Even though the model is drastically reduced in size, no computational advantage for simulation is achieved. The 353 state model step test simulation required 41 CPU seconds on a 2 GHz Celeron processor, running FORTRAN. Based on LINPACK benchmarks for processor MFLOPS (million floating point operations per second), the step test required approximately 30 billion floating point operations. Each reduced model step response was generated in MATLAB, requiring approximately 31 billion floating point operations.
There are several reasons that the reduced model does not substantially reduce the computational burden. The primary reason is that all the equation residuals must still be computed to form the reduced order model equation residuals. The calculation of equation residuals requires 22 billion floating point operations for both the full and reduced models. This is an irreducible overhead, regardless of model size. With efficient DAE solvers, such as DASPK, no computational advantage is gained by solving the algebraic equations explicitly at each residual evaluation.
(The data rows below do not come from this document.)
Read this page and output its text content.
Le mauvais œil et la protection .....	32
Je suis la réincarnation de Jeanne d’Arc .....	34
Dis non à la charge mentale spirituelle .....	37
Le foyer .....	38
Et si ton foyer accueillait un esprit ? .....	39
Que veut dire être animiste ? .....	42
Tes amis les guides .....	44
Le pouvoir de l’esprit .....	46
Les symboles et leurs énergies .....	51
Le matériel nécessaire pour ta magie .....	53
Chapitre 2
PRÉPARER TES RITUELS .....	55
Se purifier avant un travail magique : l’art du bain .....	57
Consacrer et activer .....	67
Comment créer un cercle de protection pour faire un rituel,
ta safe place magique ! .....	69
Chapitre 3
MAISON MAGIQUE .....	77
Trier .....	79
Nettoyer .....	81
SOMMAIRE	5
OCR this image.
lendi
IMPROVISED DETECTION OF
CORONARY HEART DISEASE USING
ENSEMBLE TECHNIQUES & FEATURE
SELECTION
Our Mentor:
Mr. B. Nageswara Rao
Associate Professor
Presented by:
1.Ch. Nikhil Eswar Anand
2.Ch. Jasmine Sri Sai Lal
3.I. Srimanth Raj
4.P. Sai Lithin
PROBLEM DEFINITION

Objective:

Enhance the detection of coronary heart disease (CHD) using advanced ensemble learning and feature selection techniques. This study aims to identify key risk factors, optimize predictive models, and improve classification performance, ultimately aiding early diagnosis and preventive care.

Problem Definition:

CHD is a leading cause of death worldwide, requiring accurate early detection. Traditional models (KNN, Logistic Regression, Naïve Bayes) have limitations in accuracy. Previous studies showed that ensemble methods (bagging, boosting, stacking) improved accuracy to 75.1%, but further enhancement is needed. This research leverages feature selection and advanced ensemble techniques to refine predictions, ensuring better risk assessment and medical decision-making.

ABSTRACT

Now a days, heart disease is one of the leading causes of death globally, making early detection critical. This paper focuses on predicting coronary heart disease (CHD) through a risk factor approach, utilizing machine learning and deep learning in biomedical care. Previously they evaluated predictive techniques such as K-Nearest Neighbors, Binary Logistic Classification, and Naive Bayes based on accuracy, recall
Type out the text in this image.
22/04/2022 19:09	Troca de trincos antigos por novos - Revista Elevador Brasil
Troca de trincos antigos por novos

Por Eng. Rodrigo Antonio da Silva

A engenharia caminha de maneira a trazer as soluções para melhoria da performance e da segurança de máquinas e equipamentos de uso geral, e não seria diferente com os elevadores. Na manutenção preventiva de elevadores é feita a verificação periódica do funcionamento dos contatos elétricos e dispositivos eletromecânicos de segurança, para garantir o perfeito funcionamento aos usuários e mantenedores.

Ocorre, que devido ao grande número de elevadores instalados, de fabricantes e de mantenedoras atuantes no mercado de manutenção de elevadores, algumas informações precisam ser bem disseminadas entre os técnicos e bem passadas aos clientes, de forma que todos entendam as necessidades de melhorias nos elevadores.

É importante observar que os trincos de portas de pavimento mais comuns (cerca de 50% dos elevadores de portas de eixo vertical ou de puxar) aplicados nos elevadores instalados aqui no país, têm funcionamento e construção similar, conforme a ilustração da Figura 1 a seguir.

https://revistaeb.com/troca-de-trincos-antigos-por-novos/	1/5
An amount of computational overhead is also added in the index-2 to index-1 transformation.
Clearly, model reduction is not computationally advantageous purely for simulation. Fortunately, there are a variety of other justifications for DAE model reduction. One reason is the insight that model reduction provides. Even though the original model has thousands of variables, there are only 8 degrees of freedom that control the dynamic response. Another reason is for off-line storage and retrieval of control solutions for efficient on-line implementation. Off-line storage and retrieval of control solutions is more efficient for smaller models, with an upper limit of about 100 states. Model reduction is an important enabling step in achieving computationally feasible large-scale DAE model-based control solutions.